Petitioner failed to present the trial court with sufficiently
compelling circumstances in support of his late request to
represent himself. Id. In finding that petitioner's request to
represent himself was an attempt to delay the trial, the
California Court of Appeal agreed with the People, that
"[d]efendant's proffered excuse for his dilatoriniess, namely,
that it was only the night before his request he `realize[d]' his
family might have had sufficient funds to hire private counsel,
is unpersuasive in light of his eight months of inaction." Id.

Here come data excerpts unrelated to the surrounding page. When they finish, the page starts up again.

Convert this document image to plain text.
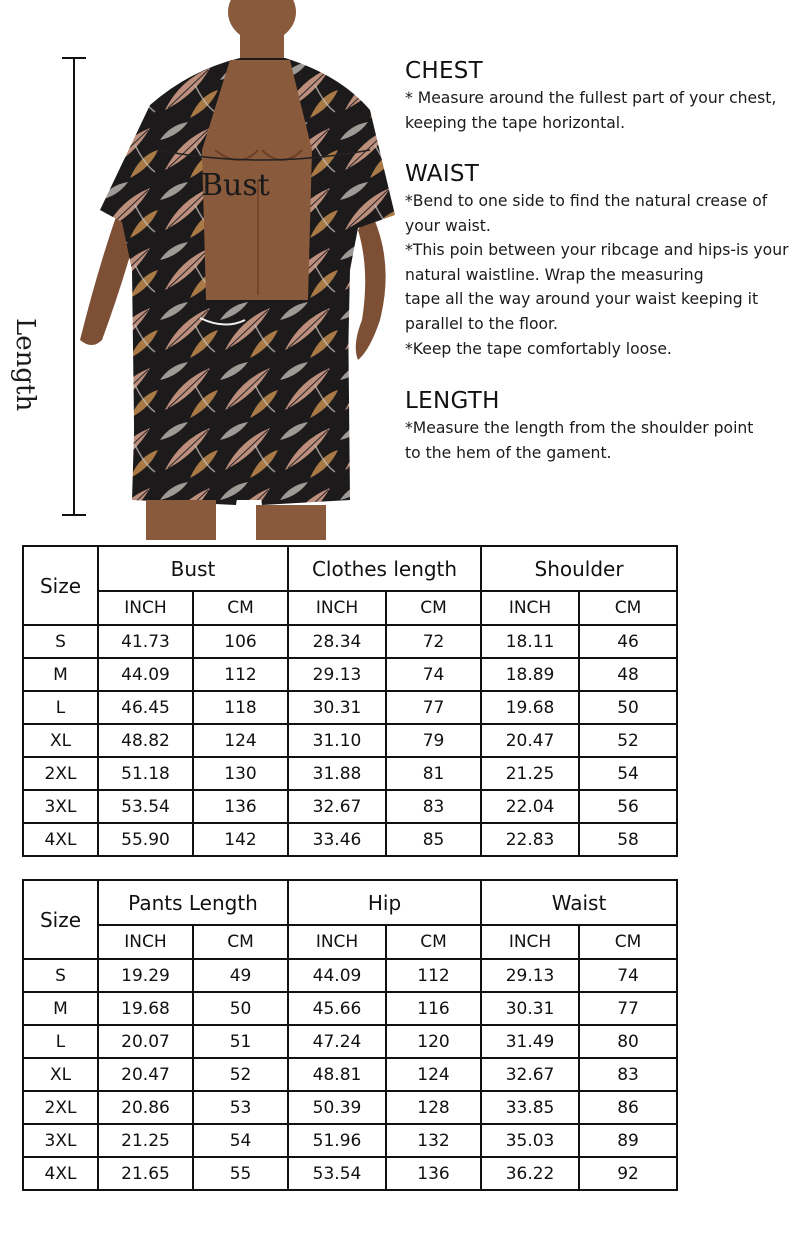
Bust
Length
CHEST
* Measure around the fullest part of your chest,
keeping the tape horizontal.
WAIST
*Bend to one side to find the natural crease of
your waist.
*This poin between your ribcage and hips-is your
natural waistline. Wrap the measuring
tape all the way around your waist keeping it
parallel to the floor.
*Keep the tape comfortably loose.
LENGTH
*Measure the length from the shoulder point
to the hem of the gament.
Size	Bust		Clothes length		Shoulder	
	INCH	CM	INCH	CM	INCH	CM
S	41.73	106	28.34	72	18.11	46
M	44.09	112	29.13	74	18.89	48
L	46.45	118	30.31	77	19.68	50
XL	48.82	124	31.10	79	20.47	52
2XL	51.18	130	31.88	81	21.25	54
3XL	53.54	136	32.67	83	22.04	56
4XL	55.90	142	33.46	85	22.83	58
Size	Pants Length		Hip		Waist	
	INCH	CM	INCH	CM	INCH	CM
S	19.29	49	44.09	112	29.13	74
M	19.68	50	45.66	116	30.31	77
L	20.07	51	47.24	120	31.49	80
XL	20.47	52	48.81	124	32.67	83
2XL	20.86	53	50.39	128	33.85	86
3XL	21.25	54	51.96	132	35.03	89
4XL	21.65	55	53.54	136	36.22	92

Petitioner is not entitled to federal habeas relief on his
Faretta claim because the California Court of Appeal's
rejection of the claim was not contrary to, and did not involve an unreasonable application of, clearly
established Supreme Court precedent or an unreasonable
determination of the facts. 28 U.S.C. § 2254(d). The California
Court of Appeal reasonably concluded that petitioner's Faretta
motion was untimely and an effort to delay the trial. The court's
conclusion is based on factual determinations entitled to a
presumption of correctness that petitioner does not rebut, and,
in any event, cannot be said to be an objectively unreasonable
application of the Supreme Court's requirement that such motions
be timely and not for delay purposes. See 28 U.S.C. § 2254(e)(1).

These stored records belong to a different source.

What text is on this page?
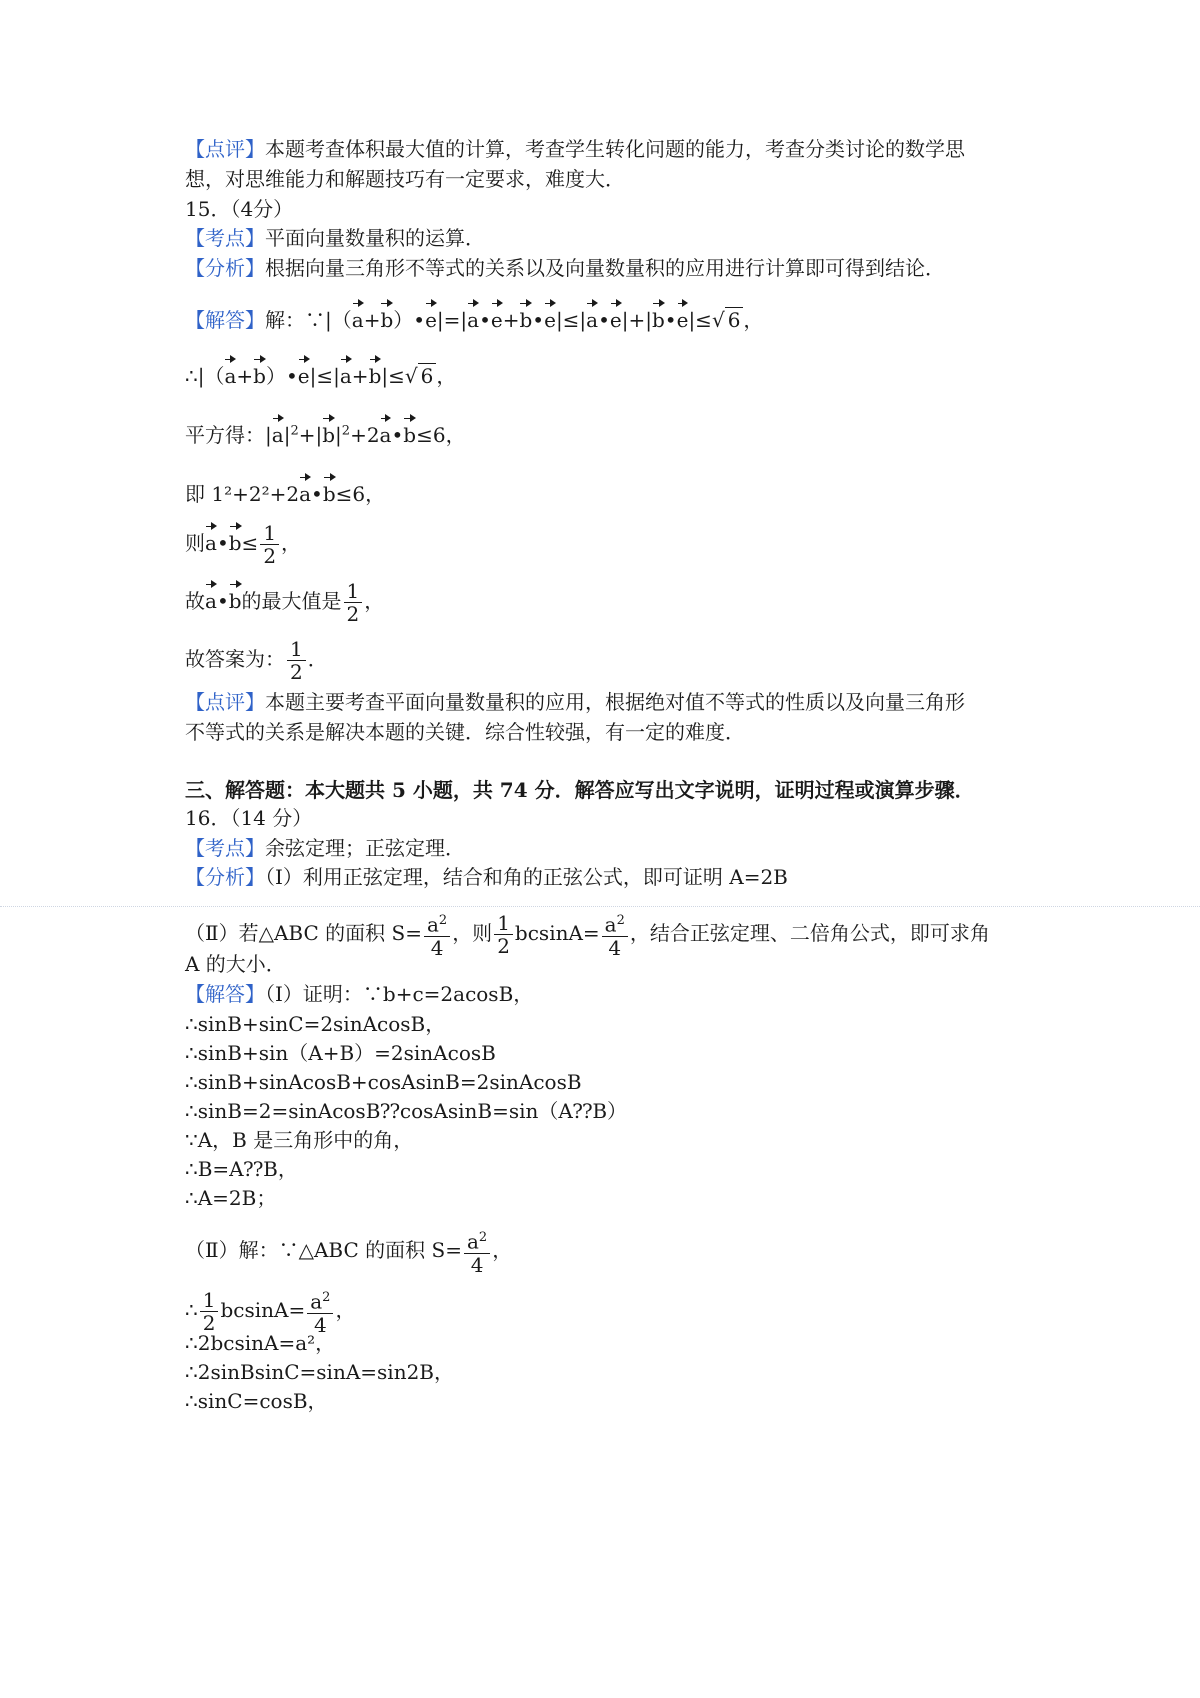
【点评】本题考查体积最大值的计算，考查学生转化问题的能力，考查分类讨论的数学思
想，对思维能力和解题技巧有一定要求，难度大．
15．（4分）
【考点】平面向量数量积的运算．
【分析】根据向量三角形不等式的关系以及向量数量积的应用进行计算即可得到结论．
【解答】解：∵|（a+b）•e|=|a•e+b•e|≤|a•e|+|b•e|≤√ 6 ，
∴|（a+b）•e|≤|a+b|≤√ 6 ，
平方得：$|a|^2+|b|^2+2a•b\le 6$，
即 1²+2²+2a•b≤6，
则a•b≤ $\frac{1}{2}$ ，
故a•b的最大值是 $\frac{1}{2}$ ，
故答案为： $\frac{1}{2}$ ．
【点评】本题主要考查平面向量数量积的应用，根据绝对值不等式的性质以及向量三角形
不等式的关系是解决本题的关键．综合性较强，有一定的难度．
三、解答题：本大题共 5 小题，共 74 分．解答应写出文字说明，证明过程或演算步骤．
16．（14 分）
【考点】余弦定理；正弦定理．
【分析】（Ⅰ）利用正弦定理，结合和角的正弦公式，即可证明 A=2B
（Ⅱ）若△ABC 的面积 $S= \frac{a^2}{4}$ ，则 $\frac{1}{2} bcsinA= \frac{a^2}{4}$ ，结合正弦定理、二倍角公式，即可求角
A 的大小．
【解答】（Ⅰ）证明：∵b+c=2acosB，
∴sinB+sinC=2sinAcosB，
∴sinB+sin（A+B）=2sinAcosB
∴sinB+sinAcosB+cosAsinB=2sinAcosB
∴sinB=2=sinAcosB⁇cosAsinB=sin（A⁇B）
∵A，B 是三角形中的角，
∴B=A⁇B，
∴A=2B；
（Ⅱ）解：∵△ABC 的面积 $S= \frac{a^2}{4}$ ，
∴ $\frac{1}{2} bcsinA= \frac{a^2}{4}$ ，
∴2bcsinA=a²，
∴2sinBsinC=sinA=sin2B，
∴sinC=cosB，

For the foregoing reasons, the petition for a writ of habeas
corpus is DENIED.
The clerk shall enter judgment in favor of respondent and close
SO ORDERED. JUDGMENT IN A CIVIL CASE
() Jury Verdict. This action came before the Court for a
trial by jury. The issues have been tried and the jury has
rendered its verdict.
(X) Decision by Court. This action came to trial or hearing
before the Court. The issues have been tried or heard and a
decision has been rendered.
IT IS SO ORDERED AND ADJUDGED that judgment is entered in
favor of respondent and against petitioner.